U. S. Ambassador Power says the U.S. is ‘deeply concerned by the reports of Israel’s expanded settlement activity over the last few days.’
By Gil Ronen
The United States’ UN Ambassador, Samantha Power, said Wednesday that Washington is “deeply concerned” by Israel’s decision to turn 4,000 dunams of land in the Etzion Bloc region into state land.
The US “position on settlement activity is very well known,” she told reporters. “We have long made clear our opposition to settlement activity. We’re deeply concerned by the reports of expanded settlement activity over the last few days, and we call on the Government of Israel to reverse its decision. I think that these actions are contrary to Israel’s stated goal of achieving permanent status agreement with the Palestinians.”
Asked by Al Jazeera if the US could support the Palestinian Authority’s initiative to set a timetable for “an end to the occupation of the Palestinian territories,” Power said: “We believe that negotiations are the way in which a two-state solution can be achieved, must be achieved. We don’t think there are shortcuts or unilateral measures that can be taken at the United Nations or anyplace else that will bring about the outcome that the Palestinian people most seek.”
She was also asked what steps the US intends to take to push forward a ceasefire deal between Israel and Hamas, and whether the US wants a UN Security Council resolution on the matter. Power stated: “First, there is now a ceasefire in place that has held in recent days, and our first point of reference here would be to make sure that nothing we do be unhelpful as it relates to current talks between the Israelis and the Palestinians, which are meant to resume, as you know, in Cairo. So that’s a do-no-harm proposition that I think we should always keep in mind here in New York.
“The second point I’d make though is that, yes, we have been engaging – we, the United States; I’m speaking in my national capacity – we’ve been engaged for some time within the Council on a number of ideas about how the Council might potentially contribute to the effort to secure a sustainable ceasefire. Those discussions are continuing, and the United States is of the view that a Council product could conceivably play a positive role in supporting a durable solution. And as you indicated, those discussions are underway. But again, our emphasis is going to be on what the Council can do that will be additive and seen as additive by the parties on the ground, given that there is a calm of sorts that we very much seek to preserve.”

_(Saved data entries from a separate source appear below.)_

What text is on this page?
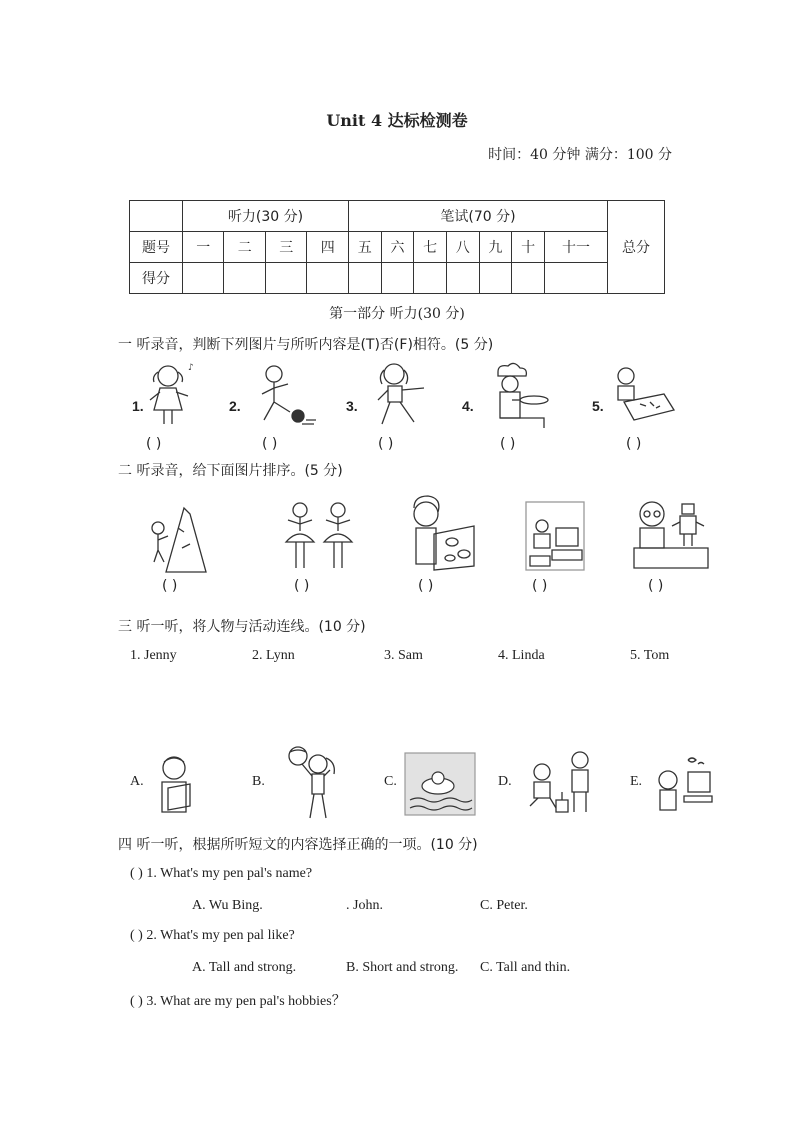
Unit 4 达标检测卷
时间：40 分钟 满分：100 分
	听力(30 分)				笔试(70 分)							总分
题号	一	二	三	四	五	六	七	八	九	十	十一	
得分												
第一部分 听力(30 分)
一 听录音，判断下列图片与所听内容是(T)否(F)相符。(5 分)
1.
♪
( )
2.
( )
3.
( )
4.
( )
5.
( )
二 听录音，给下面图片排序。(5 分)
( )	( )	( )	( )	( )
三 听一听，将人物与活动连线。(10 分)
1. Jenny	2. Lynn	3. Sam	4. Linda	5. Tom
A.	B.	C.	D.	E.
四 听一听，根据所听短文的内容选择正确的一项。(10 分)
( ) 1. What's my pen pal's name?
A. Wu Bing.	. John.	C. Peter.
( ) 2. What's my pen pal like?
A. Tall and strong.	B. Short and strong. C. Tall and thin.
( ) 3. What are my pen pal's hobbies？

To secure a permanent peace, she reminded reporters, “Israel has to be a part of that negotiation, just as a practical matter. So to think that you can come to New York and secure what needs to be worked out on the ground is not realistic, and in fact, is likely to have very counterproductive effects on whether on the sustainable ceasefire that we seek for what has just – the crisis that has just been – whereby a ceasefire has just been negotiated, you don’t want to do anything that interferes with that or risks that. And ultimately, in order, again, to secure the desired outcome, the parties are going to have to come together and it is going to have to be negotiated with the Government of Israel.”